Newscasters Not Trying Not To Swear:
- MSNBC: "These are good, decent, steady men, that don't go around flipping people off, or screaming 'fuck you' at the top of their lungs."
- FOX Business: "He taught me how to count change, taught me how to make sausage, he taught me how to fucking wake up--" (holds hand over mouth)
- MSNBC: "This chick is so batshit you know-- bat you-know-what, excuse me!"
- FOX News: "Look at it one more time, you're fucking--" (pained expression)
- NBC, "Today": (lady playing a driving video game) "You shouldn't be-- oh shit, Barney stop!"
- CNBC: "We shouldn't be talking about it, it's stupid fuck-- oop, it's a stupid debate."
- MSNBC: "We're acting here, we're putting on shit, nothing don't-- welcome back to Hardball."

- Oliver: "'Comedian fool?' That's not an insult, that's literally my business card! If you want to insult me, you have plenty to work with here! Why not say, I 'look like the reflection of Harry Potter in a doorknob?'"

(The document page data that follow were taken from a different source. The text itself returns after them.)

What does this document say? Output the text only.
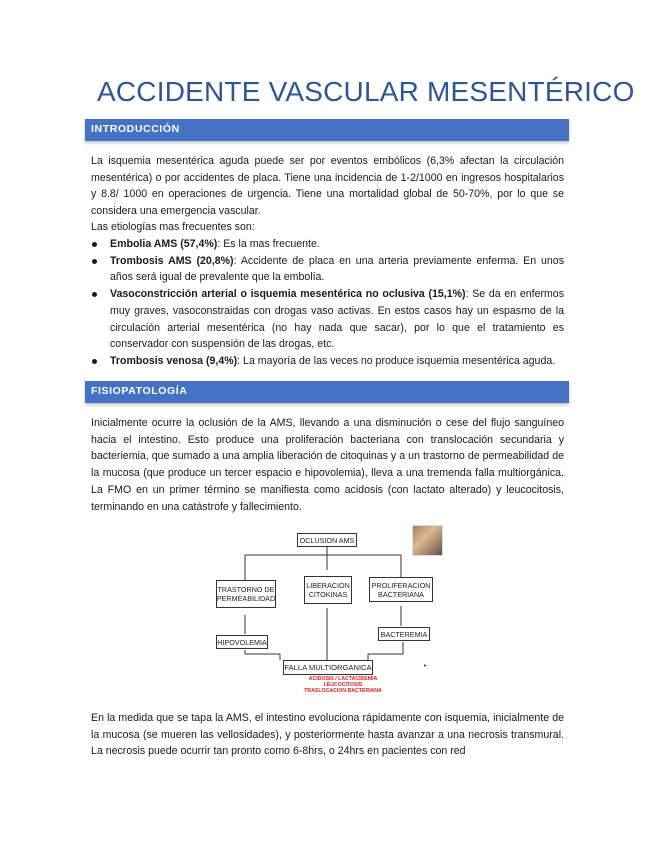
ACCIDENTE VASCULAR MESENTÉRICO
INTRODUCCIÓN

La isquemia mesentérica aguda puede ser por eventos embólicos (6,3% afectan la circulación mesentérica) o por accidentes de placa. Tiene una incidencia de 1-2/1000 en ingresos hospitalarios y 8.8/ 1000 en operaciones de urgencia. Tiene una mortalidad global de 50-70%, por lo que se considera una emergencia vascular.

Las etiologías mas frecuentes son:

Embolia AMS (57,4%): Es la mas frecuente.
Trombosis AMS (20,8%): Accidente de placa en una arteria previamente enferma. En unos años será igual de prevalente que la embolía.
Vasoconstricción arterial o isquemia mesentérica no oclusiva (15,1%): Se da en enfermos muy graves, vasoconstraidas con drogas vaso activas. En estos casos hay un espasmo de la circulación arterial mesentérica (no hay nada que sacar), por lo que el tratamiento es conservador con suspensión de las drogas, etc.
Trombosis venosa (9,4%): La mayoría de las veces no produce isquemia mesentérica aguda.
FISIOPATOLOGÍA

Inicialmente ocurre la oclusión de la AMS, llevando a una disminución o cese del flujo sanguíneo hacia el intestino. Esto produce una proliferación bacteriana con translocación secundaria y bacteriemia, que sumado a una amplia liberación de citoquinas y a un trastorno de permeabilidad de la mucosa (que produce un tercer espacio e hipovolemia), lleva a una tremenda falla multiorgánica. La FMO en un primer término se manifiesta como acidosis (con lactato alterado) y leucocitosis, terminando en una catástrofe y fallecimiento.

OCLUSION AMS
TRASTORNO DE PERMEABILIDAD
LIBERACION CITOKINAS
PROLIFERACION BACTERIANA
HIPOVOLEMIA
BACTEREMIA
FALLA MULTIORGANICA
ACIDOSIS / LACTACIDEMIA
LEUCOCITOSIS
TRASLOCACION BACTERIANA
▸

En la medida que se tapa la AMS, el intestino evoluciona rápidamente con isquemia, inicialmente de la mucosa (se mueren las vellosidades), y posteriormente hasta avanzar a una necrosis transmural. La necrosis puede ocurrir tan pronto como 6-8hrs, o 24hrs en pacientes con red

- "We meet again, old friend. It is I: the Comedian Fool. Jack, we're a lot alike, you and I. We both know this particular music makes anything we say sound a lot more impressive than it actually is. And we both have our flaws. People have said I'm not a good listener, for example. Just as I've said you diverted $750,000 in Haiti relief funds into a bank account you controlled. And sure, we may both dispute those charges, but my point is, neither of us is perfect. So to you I say this Jack: if you really want to continue to trade shit-talking videos, with increasingly high production elements, then consider your challenge accepted, my friend. Because you have magnificent music under yours, well played. Well, I see your music choice, and I raise you-- FIRE!" (flames erupt) "Your move, Jack! Your move! Either respond to me by this time next week with a more spectacular video than this, or I will accept your graceless defeat."
posted by JHarris at 10:20 AM on June 15, 2015 [1 favorite]


It seems the guy who made Ash has posted the Jack Warner segment on his YouTube channel.
posted by JHarris at 10:30 AM on June 15, 2015 [1 favorite]


Now I know how Oliver's WWE entrance will be.
posted by lmfsilva at 1:46 PM on June 15, 2015 [1 favorite]


"LWT got Dame Helen Mirram to read key excerpts from it."

That is to say, to read excerpts from the Sentate Intelligence Committee Report On Torture. Oliver said they recorded an audiobook of such readings, but I haven't found anything except what they presented on-air.
posted by JHarris at 3:09 PM on June 15, 2015


Is this the part where I start stumping for Oliver to be named as White House Press Secretary? Because damn, he REALLY gets stuff done -- and is entertaining to boot.